The Cruelty Men
"The Cruelty Men is a tidal wave that drags you like a piece of debris through Irish history from the ice age to gangland Dublin. A bible of f–cked up Irishness."
–Irvine Welsh
This book is a sweeping multi-generational view of an Irish-speaking family who moved from Kerry to the Meath Gaeltacht and the disasters that befall their children in Irish institutions. Abandoned by her parents when they resettle in Meath, Mary O Conaill is faced with the task of raising her younger siblings alone. Padraig is disappeared, Bridget escapes and her brother Seamus inherits the farm. Maeve is sent to work as a servant to a family of shopkeepers in the local town—later, pregnant and unwed, she is placed in a Magdalene Laundry where her twins are forcibly taken from her.

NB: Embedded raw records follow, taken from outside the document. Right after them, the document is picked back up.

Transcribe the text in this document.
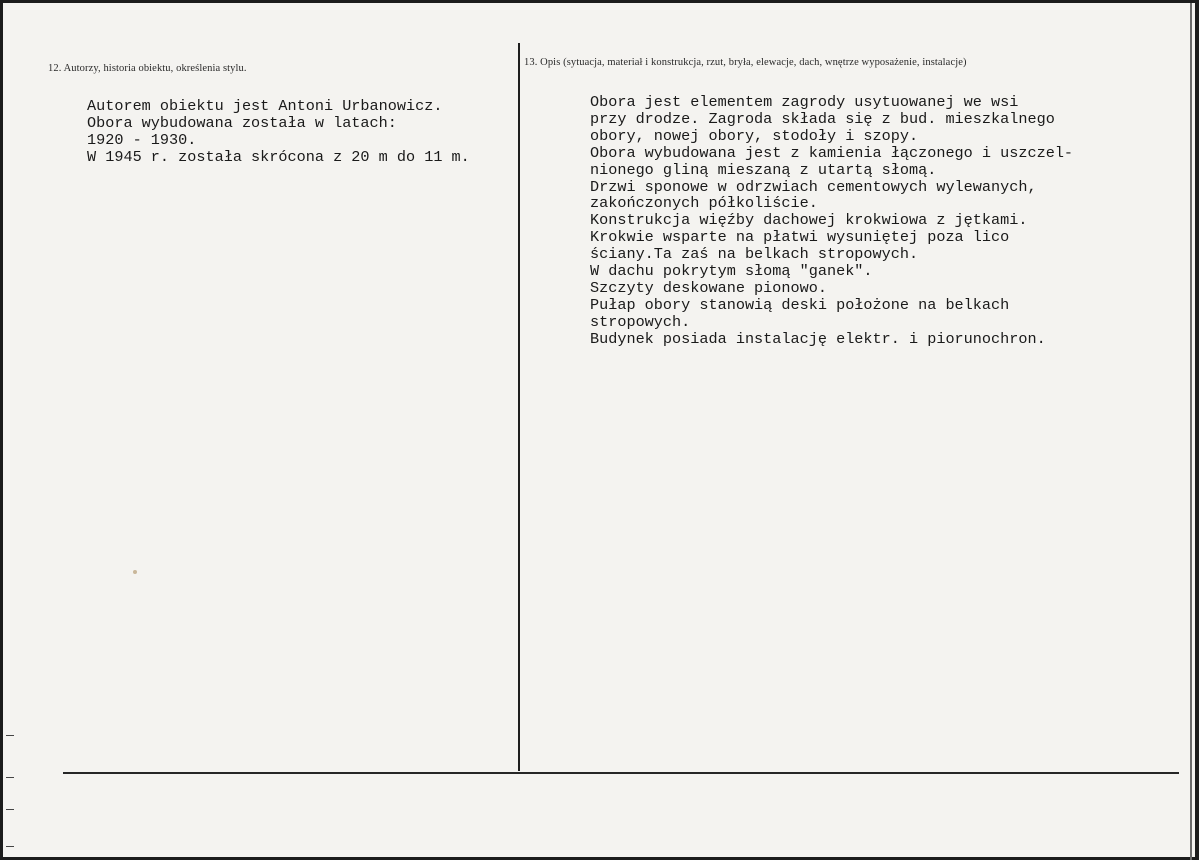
12. Autorzy, historia obiektu, określenia stylu.
13. Opis (sytuacja, materiał i konstrukcja, rzut, bryła, elewacje, dach, wnętrze wyposażenie, instalacje)
Autorem obiektu jest Antoni Urbanowicz.
Obora wybudowana została w latach:
1920 - 1930.
W 1945 r. została skrócona z 20 m do 11 m.
Obora jest elementem zagrody usytuowanej we wsi
przy drodze. Zagroda składa się z bud. mieszkalnego
obory, nowej obory, stodoły i szopy.
Obora wybudowana jest z kamienia łączonego i uszczel-
nionego gliną mieszaną z utartą słomą.
Drzwi sponowe w odrzwiach cementowych wylewanych,
zakończonych półkoliście.
Konstrukcja więźby dachowej krokwiowa z jętkami.
Krokwie wsparte na płatwi wysuniętej poza lico
ściany.Ta zaś na belkach stropowych.
W dachu pokrytym słomą "ganek".
Szczyty deskowane pionowo.
Pułap obory stanowią deski położone na belkach
stropowych.
Budynek posiada instalację elektr. i piorunochron.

Martin’s mother and baby homes and Magdalene Laundries are the Irish cousins of Dostoyevsky and Solzhenitsyn’s Gulags; her dispassionate depiction of the ordinary psychotic violence at the heart of families and society in rural Ireland is akin to that of Ferrante’s Naples. In this novel, two Ireland’s run in stark parallel. A gentle country of fairy rings, blackberry picking, and poker evenings with the local priest masks a system in which the Church and State incarcerate the vulnerable for profit. The intimacy of the first person accounts draws the reader into the world of each character. Their stoicism makes their suffering all the more moving and dignified.
A delightful abundance of poetic and surreal phrases, quips and curses in this book give it a vitality and authenticity. Poignant and swift, The Cruelty Men tells an unsentimental yet emotional tale of survival in a country proclaimed as independent but subjugated by silence.